Castellani Laura N, Peppler Willem T, Sutton Charles D, Whitfield Jamie, Charron Maureen J, Wright David C
Department of Human Health and Nutritional Sciences, University of Guelph, Guelph, Ontario, Canada.
Departments of Biochemistry, Obstetrics and Gynecology and Women's Health and Medicine (Endocrinology), Albert Einstein College of Medicine, Bronx, NY, USA.
Psychoneuroendocrinology. 2017 Aug;82:38-45. doi: 10.1016/j.psyneuen.2017.05.005. Epub 2017 May 3.
To determine if glucagon is involved in mediating the increase in blood glucose levels caused by the second-generation antipsychotic drug olanzapine.
Whole body glucagon receptor deficient mice (Gcgr) or WT littermate controls were injected with olanzapine (5mg/kg BW IP) and changes in blood glucose measured over the following 120min. Separate cohorts of mice were treated with olanzapine and changes in pyruvate tolerance, insulin tolerance and whole body substrate oxidation were determined.

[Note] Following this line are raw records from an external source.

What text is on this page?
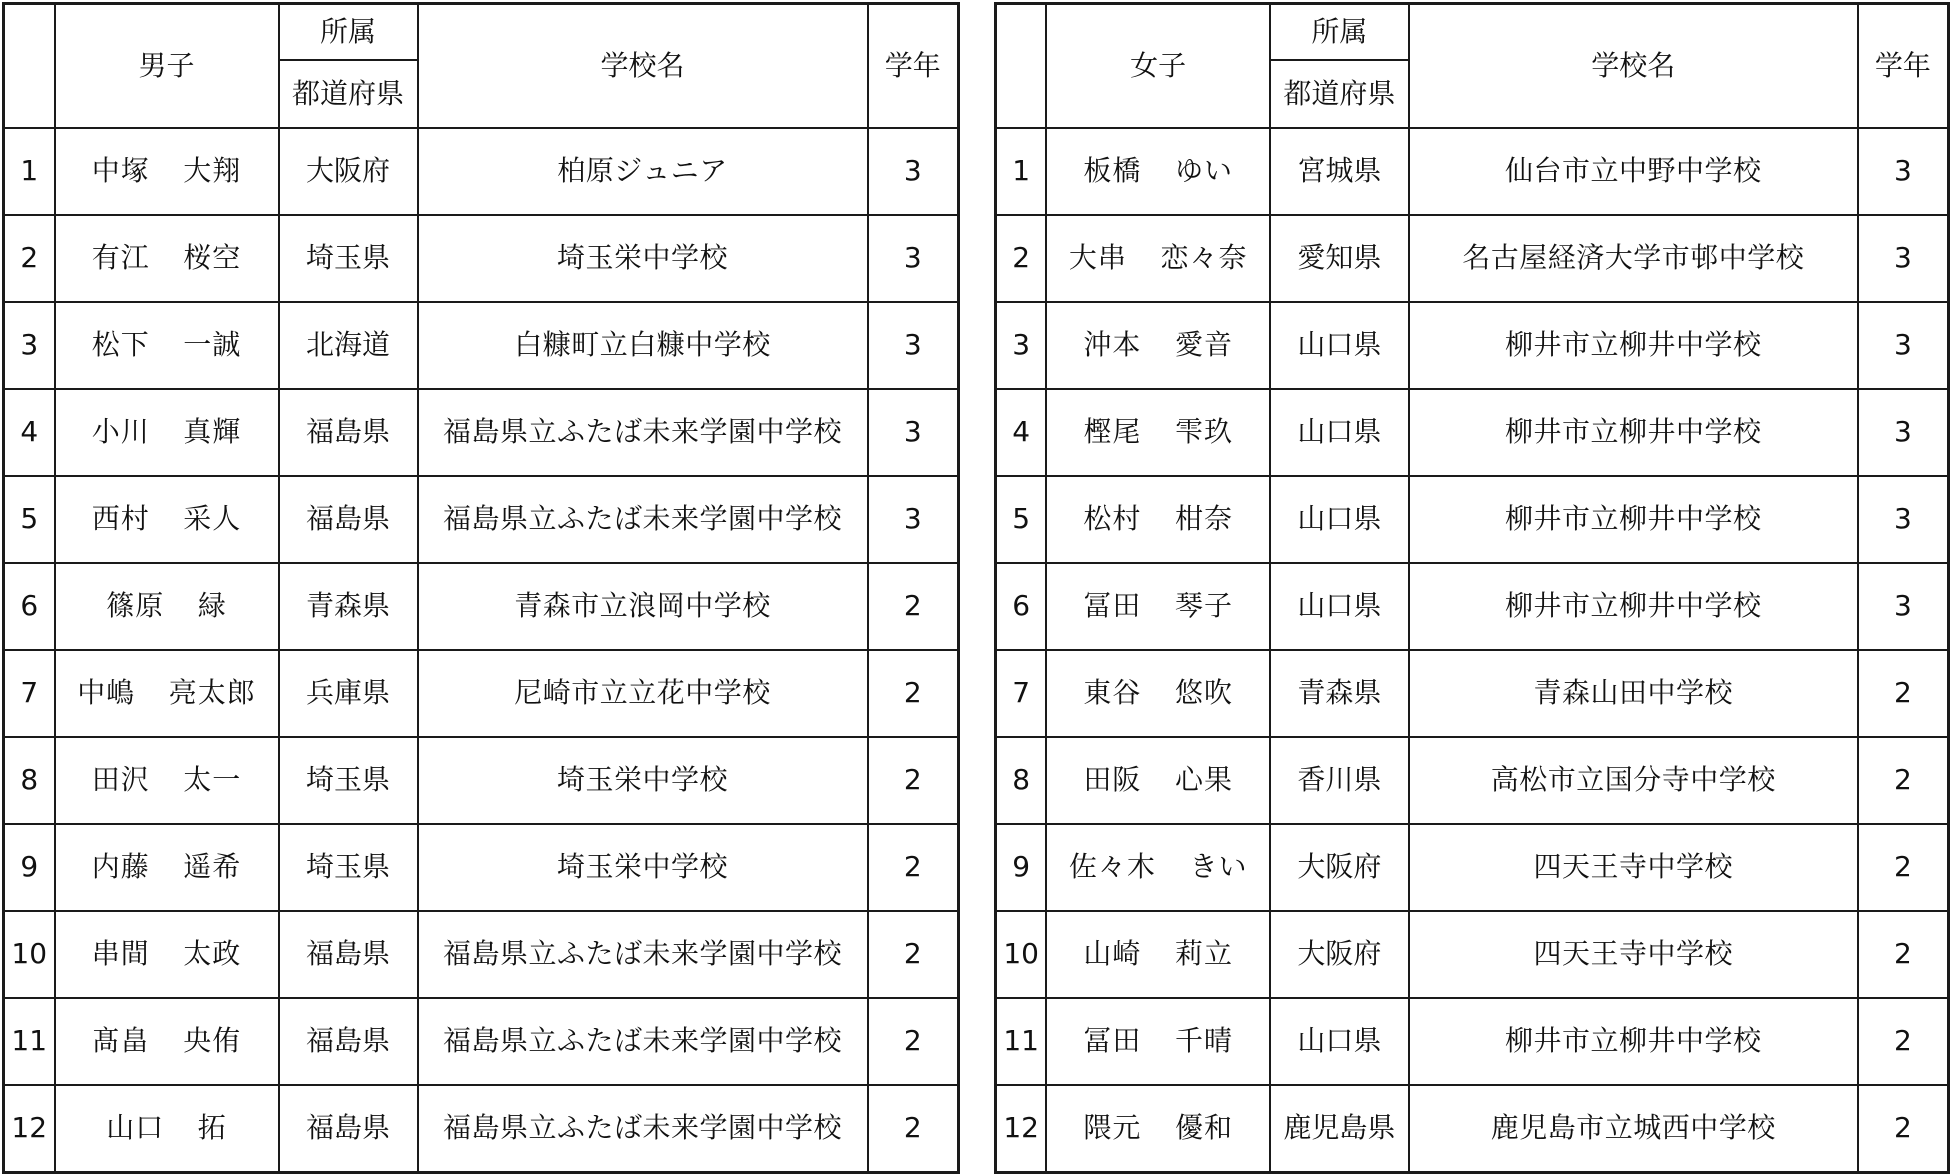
	男子	所属	学校名	学年
		都道府県		
1	中塚 大翔	大阪府	柏原ジュニア	3
2	有江 桜空	埼玉県	埼玉栄中学校	3
3	松下 一誠	北海道	白糠町立白糠中学校	3
4	小川 真輝	福島県	福島県立ふたば未来学園中学校	3
5	西村 采人	福島県	福島県立ふたば未来学園中学校	3
6	篠原 緑	青森県	青森市立浪岡中学校	2
7	中嶋 亮太郎	兵庫県	尼崎市立立花中学校	2
8	田沢 太一	埼玉県	埼玉栄中学校	2
9	内藤 遥希	埼玉県	埼玉栄中学校	2
10	串間 太政	福島県	福島県立ふたば未来学園中学校	2
11	髙畠 央侑	福島県	福島県立ふたば未来学園中学校	2
12	山口 拓	福島県	福島県立ふたば未来学園中学校	2
	女子	所属	学校名	学年
		都道府県		
1	板橋 ゆい	宮城県	仙台市立中野中学校	3
2	大串 恋々奈	愛知県	名古屋経済大学市邨中学校	3
3	沖本 愛音	山口県	柳井市立柳井中学校	3
4	樫尾 雫玖	山口県	柳井市立柳井中学校	3
5	松村 柑奈	山口県	柳井市立柳井中学校	3
6	冨田 琴子	山口県	柳井市立柳井中学校	3
7	東谷 悠吹	青森県	青森山田中学校	2
8	田阪 心果	香川県	高松市立国分寺中学校	2
9	佐々木 きい	大阪府	四天王寺中学校	2
10	山崎 莉立	大阪府	四天王寺中学校	2
11	冨田 千晴	山口県	柳井市立柳井中学校	2
12	隈元 優和	鹿児島県	鹿児島市立城西中学校	2
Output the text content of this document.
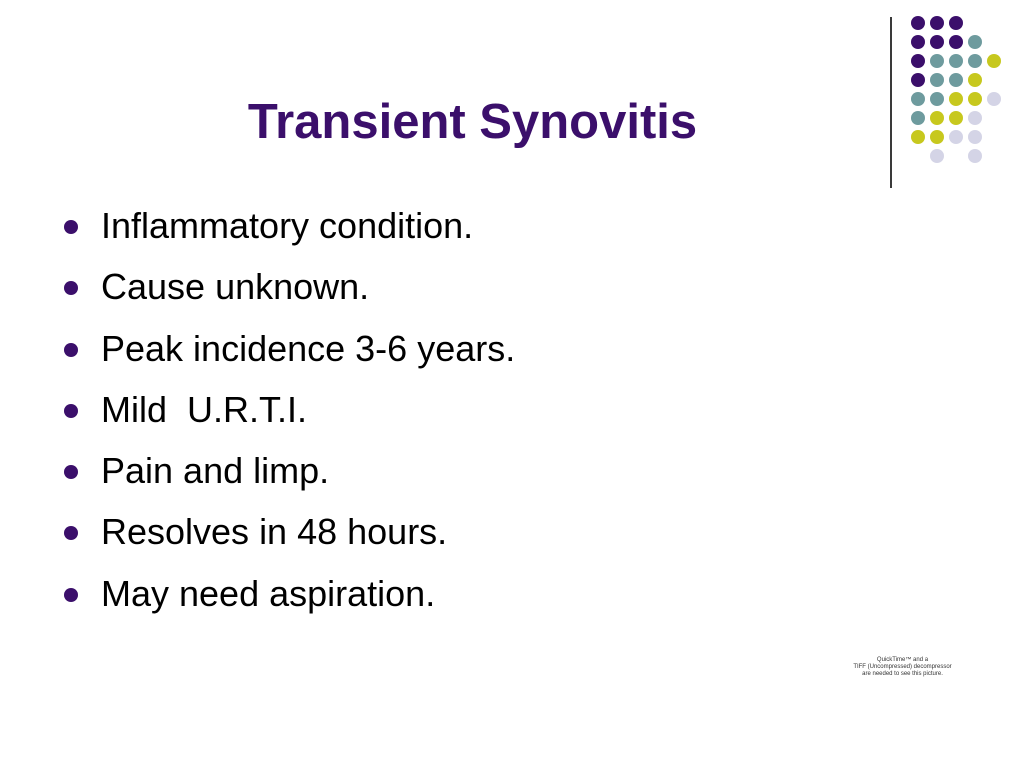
Transient Synovitis
Inflammatory condition.
Cause unknown.
Peak incidence 3-6 years.
Mild  U.R.T.I.
Pain and limp.
Resolves in 48 hours.
May need aspiration.
QuickTime™ and a
TIFF (Uncompressed) decompressor
are needed to see this picture.
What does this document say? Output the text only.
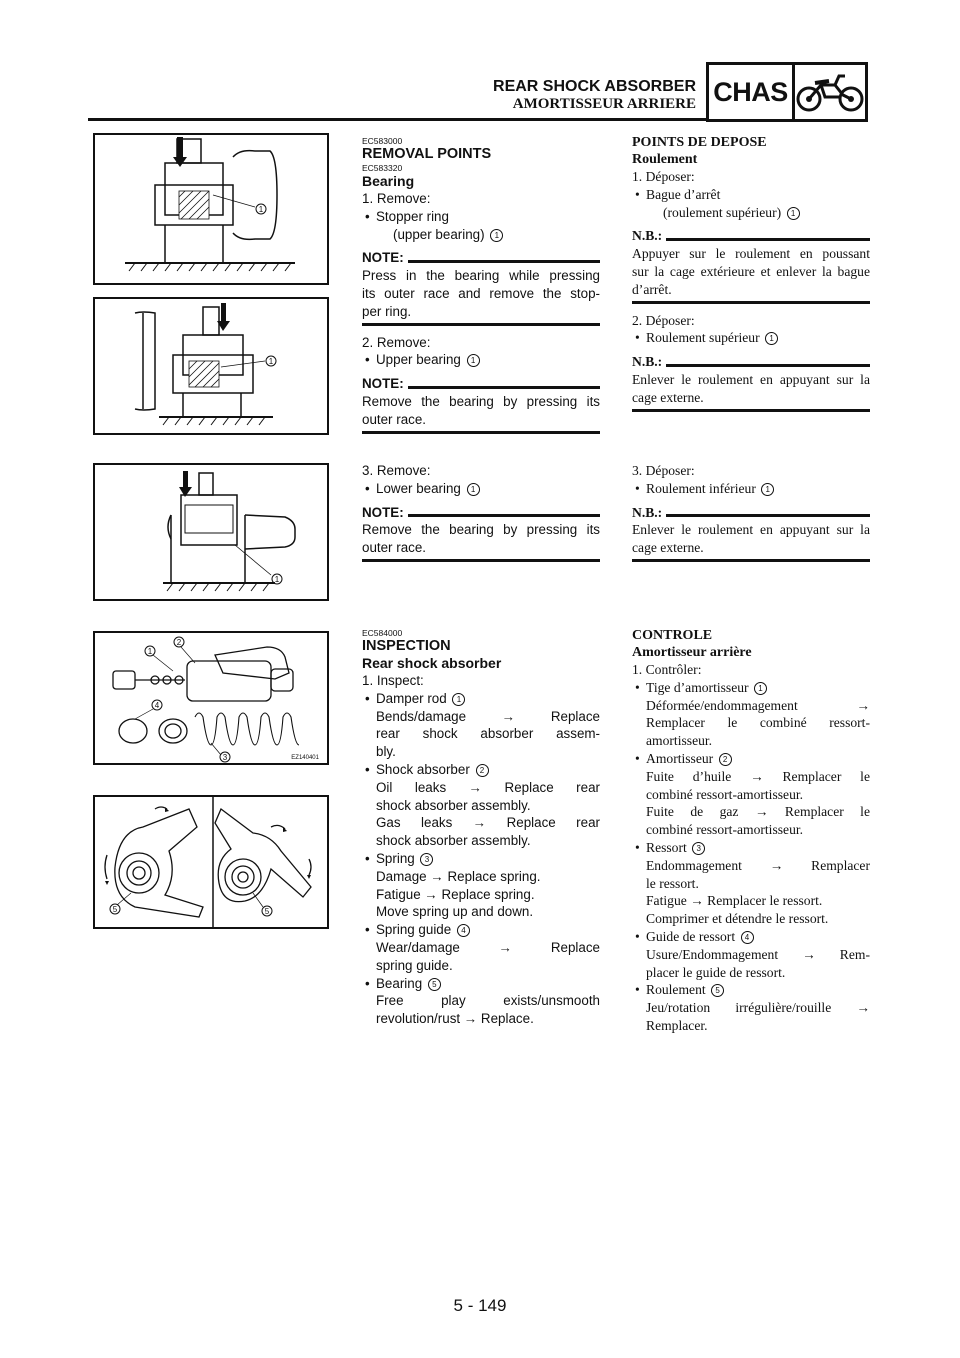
REAR SHOCK ABSORBER
AMORTISSEUR ARRIERE CHAS
1
1
1
1
2
3
4
EZ140401
5	5
EC583000
REMOVAL POINTS
EC583320
Bearing
1. Remove:
• Stopper ring
(upper bearing) 1
NOTE:
Press in the bearing while pressing
its outer race and remove the stop-
per ring.
2. Remove:
• Upper bearing 1
NOTE:
Remove the bearing by pressing its
outer race.
3. Remove:
• Lower bearing 1
NOTE:
Remove the bearing by pressing its
outer race.
EC584000
INSPECTION
Rear shock absorber
1. Inspect:
• Damper rod 1
Bends/damage → Replace
rear shock absorber assem-
bly.
• Shock absorber 2
Oil leaks → Replace rear
shock absorber assembly.
Gas leaks → Replace rear
shock absorber assembly.
• Spring 3
Damage → Replace spring.
Fatigue → Replace spring.
Move spring up and down.
• Spring guide 4
Wear/damage → Replace
spring guide.
• Bearing 5
Free play exists/unsmooth
revolution/rust → Replace.
POINTS DE DEPOSE
Roulement
1. Déposer:
• Bague d’arrêt
(roulement supérieur) 1
N.B.:
Appuyer sur le roulement en poussant
sur la cage extérieure et enlever la bague
d’arrêt.
2. Déposer:
• Roulement supérieur 1
N.B.:
Enlever le roulement en appuyant sur la
cage externe.
3. Déposer:
• Roulement inférieur 1
N.B.:
Enlever le roulement en appuyant sur la
cage externe.
CONTROLE
Amortisseur arrière
1. Contrôler:
• Tige d’amortisseur 1
Déformée/endommagement →
Remplacer le combiné ressort-
amortisseur.
• Amortisseur 2
Fuite d’huile → Remplacer le
combiné ressort-amortisseur.
Fuite de gaz → Remplacer le
combiné ressort-amortisseur.
• Ressort 3
Endommagement → Remplacer
le ressort.
Fatigue → Remplacer le ressort.
Comprimer et détendre le ressort.
• Guide de ressort 4
Usure/Endommagement → Rem-
placer le guide de ressort.
• Roulement 5
Jeu/rotation irrégulière/rouille →
Remplacer.
5 - 149
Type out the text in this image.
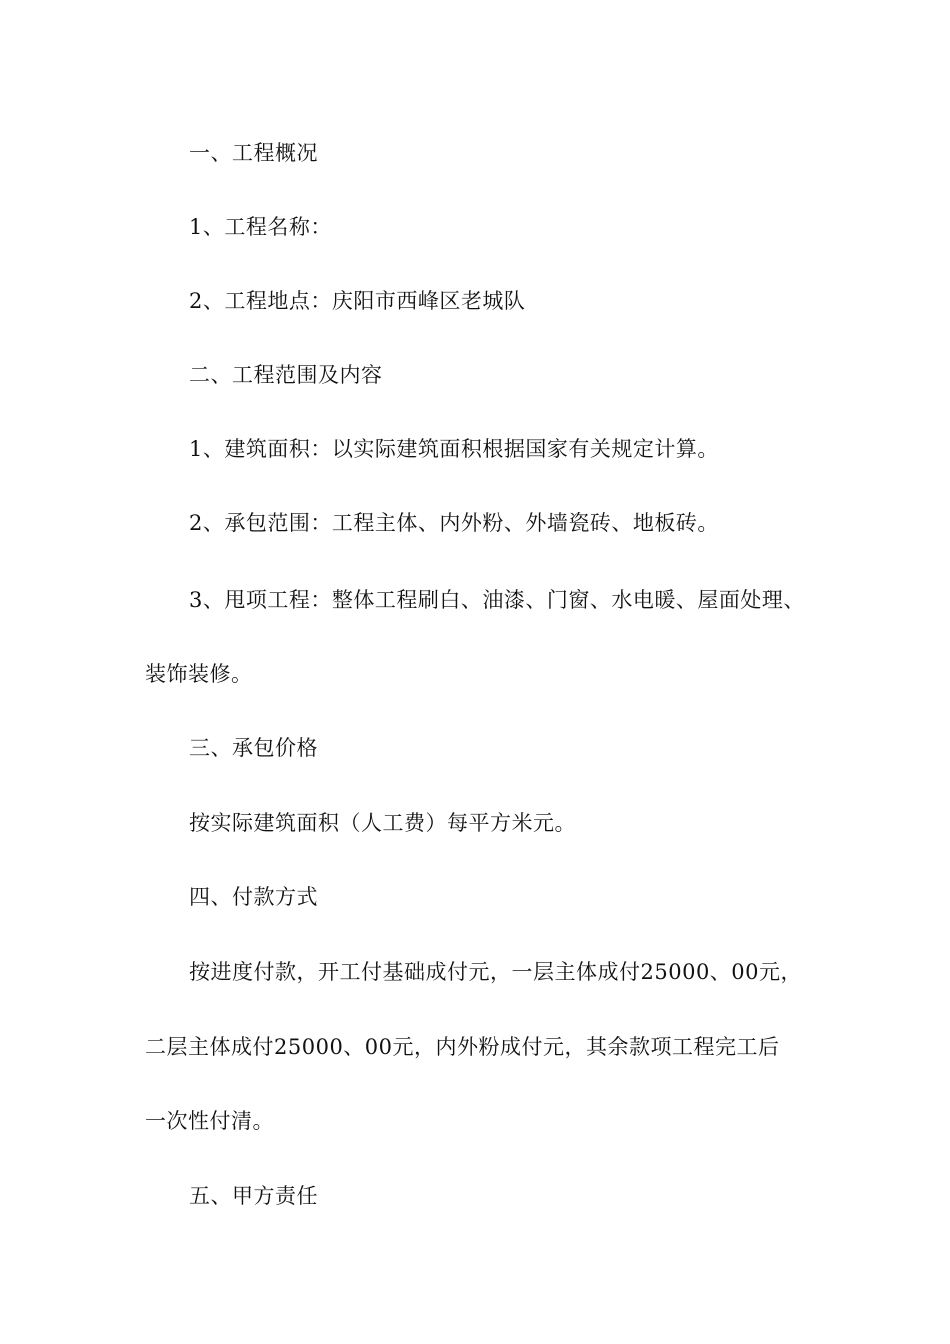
一、工程概况
1、工程名称：
2、工程地点：庆阳市西峰区老城队
二、工程范围及内容
1、建筑面积：以实际建筑面积根据国家有关规定计算。
2、承包范围：工程主体、内外粉、外墙瓷砖、地板砖。
3、甩项工程：整体工程刷白、油漆、门窗、水电暖、屋面处理、
装饰装修。
三、承包价格
按实际建筑面积（人工费）每平方米元。
四、付款方式
按进度付款，开工付基础成付元，一层主体成付25000、00元，
二层主体成付25000、00元，内外粉成付元，其余款项工程完工后
一次性付清。
五、甲方责任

Olanzapine treatment increased serum glucagon and lead to rapid increases in blood glucose concentrations in WT mice. Gcgr mice were protected against olanzapine-induced increases in blood glucose but this was not explained by differences in terminal serum insulin concentrations, enhanced AKT phosphorylation in skeletal muscle, adipose tissue or liver or differences in RER. In both genotypes olanzapine induced an equivalent degree of insulin resistance as measured using an insulin tolerance test. Olanzapine treatment led to an exaggerated glucose response to a pyruvate challenge in WT but not Gcgr mice and this was paralleled by reductions in the protein content of PEPCK and G6Pase in livers from Gcgr mice.
Gcgr mice are protected against olanzapine-induced increases in blood glucose. This is likely a result of reductions in liver glucose output, perhaps secondary to decreases in PEPCK and G6Pase protein content. Our findings highlight the central role of the liver in mediating olanzapine-induced disturbances in glucose homeostasis.
确定胰高血糖素是否参与介导第二代抗精神病药物奥氮平引起的血糖水平升高。
给全身胰高血糖素受体缺陷小鼠(Gcgr)或野生型同窝对照小鼠腹腔注射奥氮平(5mg/kg体重),并在接下来的120分钟内测量血糖变化。对另一组小鼠进行奥氮平处理,测定丙酮酸耐受性、胰岛素耐受性和全身底物氧化的变化。
奥氮平处理可使野生型小鼠血清胰高血糖素升高,并导致血糖浓度迅速升高。Gcgr小鼠对奥氮平诱导的血糖升高具有抵抗力,但这并非由终末血清胰岛素浓度差异、骨骼肌、脂肪组织或肝脏中AKT磷酸化增强或呼吸商差异所解释。在两种基因型小鼠中,通过胰岛素耐受性试验测得奥氮平诱导的胰岛素抵抗程度相当。奥氮平处理导致野生型小鼠而非Gcgr小鼠对丙酮酸刺激的血糖反应过度,且Gcgr小鼠肝脏中磷酸烯醇式丙酮酸羧激酶(PEPCK)和葡萄糖-6-磷酸酶(G6Pase)蛋白含量降低与此平行。
Gcgr小鼠对奥氮平诱导的血糖升高具有抵抗力。这可能是肝脏葡萄糖输出减少的结果,可能继发于PEPCK和G6Pase蛋白含量降低。我们的研究结果突出了肝脏在介导奥氮平引起的葡萄糖稳态紊乱中的核心作用。